Universität zu Köln

Bilinguale Kölner Kommunikationsmaterialien

Mit den Kölner Kommunikationsmaterialien wird beispielhaft anhand der Sprachen Englisch, Schwedisch und Arabisch gezeigt, wie mehrsprachige Kommunikationshilfen konsistent aufgebaut werden können, um die Entwicklung von Mehrsprachigkeit unterstützt kommunizierender Personen zu unterstützen.

So können unterstützt kommunizierende Kinder und Jugendliche z.B. am Englischunterricht in der Schule teilnehmen. Häufig ist aber auch die Herkunftssprache der Familie nicht Deutsch, sodass für eine gelingende Alltagskommunikation die entsprechende Sprache auf der Kommunikationshilfe zur Verfügung stehen muss.

In den verschiedenen Sprachen gibt es die Tafeln, den Ordner und mindestens ein Wandposter. Einen Link zu den einzelnen Materialien finden Sie unter den jeweiligen Sprachen.

Gestaltungsprinzipien

So ähnlich wie möglich; so sprachenspezifisch wie nötig.

Im Folgenden werden einige Gestaltungsprinzipien vorgestellt. Bei der Entwicklung der verschiedenen Materialien gilt der Grundsatz: So ähnlich wie möglich; so sprachenspezifisch wie nötig.

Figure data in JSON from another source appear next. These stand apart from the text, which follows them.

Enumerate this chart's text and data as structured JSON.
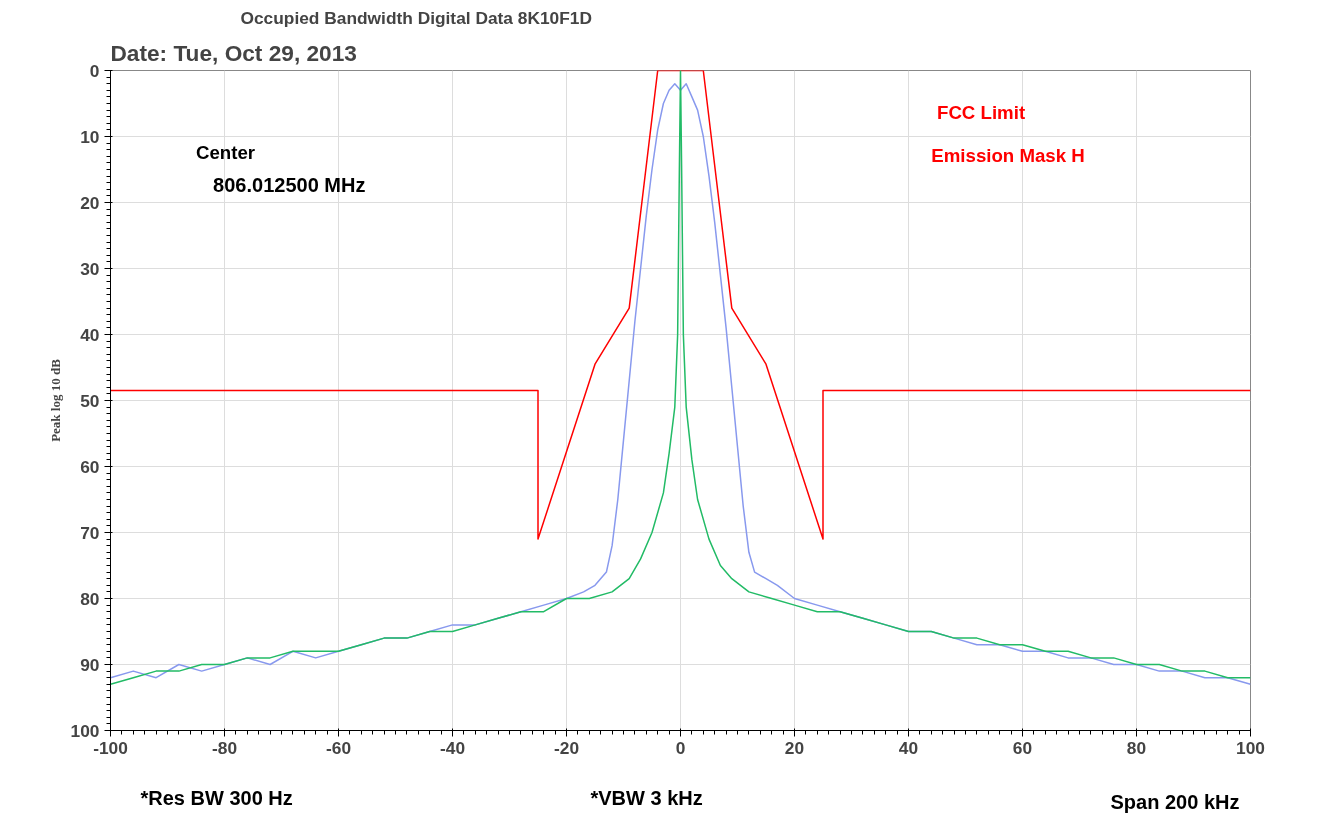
{
  "chart_data": {
    "type": "line",
    "title": "Occupied Bandwidth Digital Data 8K10F1D",
    "subtitle": "Date: Tue, Oct 29, 2013",
    "ylabel": "Peak log 10 dB",
    "xlim": [
      -100,
      100
    ],
    "xticks": [
      -100,
      -80,
      -60,
      -40,
      -20,
      0,
      20,
      40,
      60,
      80,
      100
    ],
    "ylim": [
      100,
      0
    ],
    "yticks": [
      0,
      10,
      20,
      30,
      40,
      50,
      60,
      70,
      80,
      90,
      100
    ],
    "grid": true,
    "marker": "none",
    "line_style": "solid",
    "annotations": [
      "Center",
      "806.012500 MHz",
      "FCC Limit",
      "Emission Mask H",
      "*Res BW 300 Hz",
      "*VBW 3 kHz",
      "Span 200 kHz"
    ],
    "series": [
      {
        "color": "#ff0000",
        "x": [
          -100,
          -25,
          -25,
          -15,
          -9,
          -4,
          4,
          9,
          15,
          25,
          25,
          100
        ],
        "values": [
          48.5,
          48.5,
          71,
          44.5,
          36,
          0,
          0,
          36,
          44.5,
          71,
          48.5,
          48.5
        ]
      },
      {
        "color": "#8899ee",
        "x": [
          -100,
          -96,
          -92,
          -88,
          -84,
          -80,
          -76,
          -72,
          -68,
          -64,
          -60,
          -56,
          -52,
          -48,
          -44,
          -40,
          -36,
          -32,
          -28,
          -24,
          -20,
          -17,
          -15,
          -13,
          -12,
          -11,
          -10,
          -9,
          -8,
          -7,
          -6,
          -5,
          -4,
          -3,
          -2,
          -1,
          0,
          1,
          2,
          3,
          4,
          5,
          6,
          7,
          8,
          9,
          10,
          11,
          12,
          13,
          15,
          17,
          20,
          24,
          28,
          32,
          36,
          40,
          44,
          48,
          52,
          56,
          60,
          64,
          68,
          72,
          76,
          80,
          84,
          88,
          92,
          96,
          100
        ],
        "values": [
          92,
          91,
          92,
          90,
          91,
          90,
          89,
          90,
          88,
          89,
          88,
          87,
          86,
          86,
          85,
          84,
          84,
          83,
          82,
          81,
          80,
          79,
          78,
          76,
          72,
          65,
          56,
          47,
          38,
          30,
          22,
          15,
          9,
          5,
          3,
          2,
          3,
          2,
          4,
          6,
          10,
          16,
          23,
          31,
          39,
          48,
          57,
          66,
          73,
          76,
          77,
          78,
          80,
          81,
          82,
          83,
          84,
          85,
          85,
          86,
          87,
          87,
          88,
          88,
          89,
          89,
          90,
          90,
          91,
          91,
          92,
          92,
          93
        ]
      },
      {
        "color": "#22bb66",
        "x": [
          -100,
          -96,
          -92,
          -88,
          -84,
          -80,
          -76,
          -72,
          -68,
          -64,
          -60,
          -56,
          -52,
          -48,
          -44,
          -40,
          -36,
          -32,
          -28,
          -24,
          -20,
          -16,
          -12,
          -9,
          -7,
          -5,
          -3,
          -2,
          -1,
          -0.5,
          -0.2,
          0,
          0.2,
          0.5,
          1,
          2,
          3,
          5,
          7,
          9,
          12,
          16,
          20,
          24,
          28,
          32,
          36,
          40,
          44,
          48,
          52,
          56,
          60,
          64,
          68,
          72,
          76,
          80,
          84,
          88,
          92,
          96,
          100
        ],
        "values": [
          93,
          92,
          91,
          91,
          90,
          90,
          89,
          89,
          88,
          88,
          88,
          87,
          86,
          86,
          85,
          85,
          84,
          83,
          82,
          82,
          80,
          80,
          79,
          77,
          74,
          70,
          64,
          58,
          51,
          40,
          15,
          0,
          15,
          40,
          51,
          59,
          65,
          71,
          75,
          77,
          79,
          80,
          81,
          82,
          82,
          83,
          84,
          85,
          85,
          86,
          86,
          87,
          87,
          88,
          88,
          89,
          89,
          90,
          90,
          91,
          91,
          92,
          92
        ]
      }
    ]
  }
}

  • Sprachenspezifischer Aufbau in Leserichtung: Einfach Aussagesätze können so in Leserichtung von links nach rechts gebildet werden.
  • Sprachenspezifisches Kernvokabular: Eine Grundlage der verschiedenen Materialien sind sprachenspezifische Kernvokabularlisten. Eine einfache Übersetzung der Wörter funktioniert nicht; auch weil Wörter z.T. unterschiedlich verwendet und kombiniert werden (z.B. „auch“ wird im Englischen mit "as well", "too" oder "also" ausgedrückt).
  • Einheitliche Symbolsammlung: Vorhandenes Wissen kann von der einen Sprache auf die andere Sprache übertragen werden.
  • Kulturspezifische und kultursensible Symbol- und Vokabularauswahl: Die Wahrnehmung von Symbolen ist kulturabhängig. Auch sind nicht alle, insbesondere themenspezifische Wörter, in den verschiedenen Kulturen relevant (z.B. bestimmte Speisen, Getränke, religiöse Themen).
  • Wechsel zwischen den Sprachen ermöglichen: Ein schnelles Umschalten zwischen den verschiedenen Sprachen unterstützt flexible Kommunikation in den unterschiedlichen Lebensbereichen und ist Teil des Spracherwerbs (code-switching, code-mixing).

Publikationen

Lingk, L./Bartosch, R./Sachse, K. S. (2019): UK im Fremdsprachenunterricht. In: Boenisch, J./Sachse, K. S. (Hrsg.): Kompendium Unterstützte Kommunikation. Stuttgart, im Druck.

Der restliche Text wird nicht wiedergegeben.